Peygamber Sevdalıları Platformu Osmaniye İl Koordinatörlüğü tarafından açık alanda yapılması planlanan  ‘Yürüyen Kuran Hz. Muhammed’ etkinliğine Osmaniye Valiliği’nin izin vermemesinden dolayı Osmaniye Ahmet Şekip Ersoy Kültür Merkezin’de yapıldı. Salonun dar gelmesi üzerine bir çok katılımcı programı  ayakta izlemek zorunda kaldı.

Sunuculuğunu Hüseyin Ayaydın ve Nasır Aslan’ın yaptığı etkinlik, Atilla Şahan Hocanın Kur’an-ı Kerim tilavetiyle başladı. Grup İhya’nın okuduğu ilahi ve ezgilerle devam etti. Salavat ve tekbirlerin hiç susmadığı programda özellikle efendimizin üzerine okunan ilahiler sırada coşku doruğa çıktı. 

Programa konuşmacı olarak katılan Salih Demir Hoca, Peygamber efendimizin hayatından kesitler sundu. Demir Hoca şöyle konuştu: “Bu topluluk nasıl değişecek, bu topluluk nasıl değişmeli. Şuradaki Muhammed-i Aşk, yüreklerde taşınan sevda; toplumlara, ülkelere nasıl yansıtılmalı. Gelin hep beraber çözümü; Mekke’de,resulün vermiş olduğu veda haccındaki o veda hutbesinde arayalım.”dedi.

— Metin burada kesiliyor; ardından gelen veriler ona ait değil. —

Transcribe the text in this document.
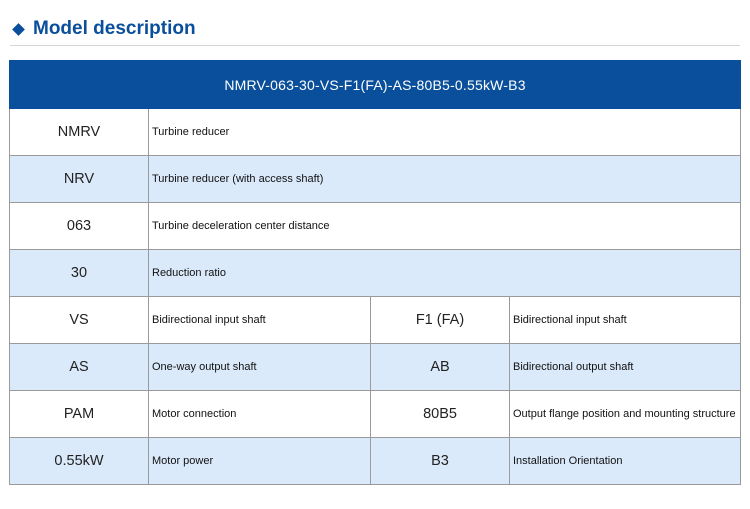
Model description
NMRV-063-30-VS-F1(FA)-AS-80B5-0.55kW-B3			
NMRV	Turbine reducer		
NRV	Turbine reducer (with access shaft)		
063	Turbine deceleration center distance		
30	Reduction ratio		
VS	Bidirectional input shaft	F1 (FA)	Bidirectional input shaft
AS	One-way output shaft	AB	Bidirectional output shaft
PAM	Motor connection	80B5	Output flange position and mounting structure
0.55kW	Motor power	B3	Installation Orientation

“Sahabe insanlığın kurtulmasını istiyordu”

Sahabenin hayatlarının örnek alınmasına değinen Demir Hoca, “Yer Mekke; Rasûlullah (s.a.v.)in vefatından bir yıl öncesi. Allah’ın Resulü, o gün yüz elli bin sahabeye, bir hutbe irad ettiler. Yüz elli bin sahabeden konu açılmışken, biz Müslümanlara bir öğüt olsun. Bir ibret, bir nasihat olsun diye kardeşlerime o yüz elli bin kişilik sahabe topluluğu ile ilgili bir anekdot vermek istiyorum. Muhammed Hamidullah diyor ki; ‘o yüz elli bin sahabeden yüz on beşine ulaşamadım. Nerde bu sahabeler? O gün Allah’ın resulünün etrafında ve çevresinde kenetlenen o yüz elli bin kişilik sahabeden yüz on beş bini kayıp. Ulaşamadım, diyor Muhammed Hamidullah, nerede bu topluluk? Evet işte o yüz on beş bin kişilik sahabe topluluğu nerede biliyor musunuz? Malını, mülkünü ve her şeyini Medine’de, Mekke’de bırakarak insanlık hayat bulsun diye yollara dökülmüş sahabeler. Kimisi mahzun, kimisi yollarda katledilmiş, kimileri gittikleri yerde şehadet şerbetlerini içmişler, hunharca katledilmişlerdir. İşte onlar insanlığın kurtulmasını istiyorlardı. İnsanlık resul ile birlikte, Kur’ana yürüsün istiyorlardı. Kur’an-ın olmadığıyerde; nurun, rahmetin, bereketin olmayacağının bilincini taşıyordu. O kayıp sahabe topluluğu.” dedi. Ardından Hz Peygamberin veda hutbesinden bahsetti. 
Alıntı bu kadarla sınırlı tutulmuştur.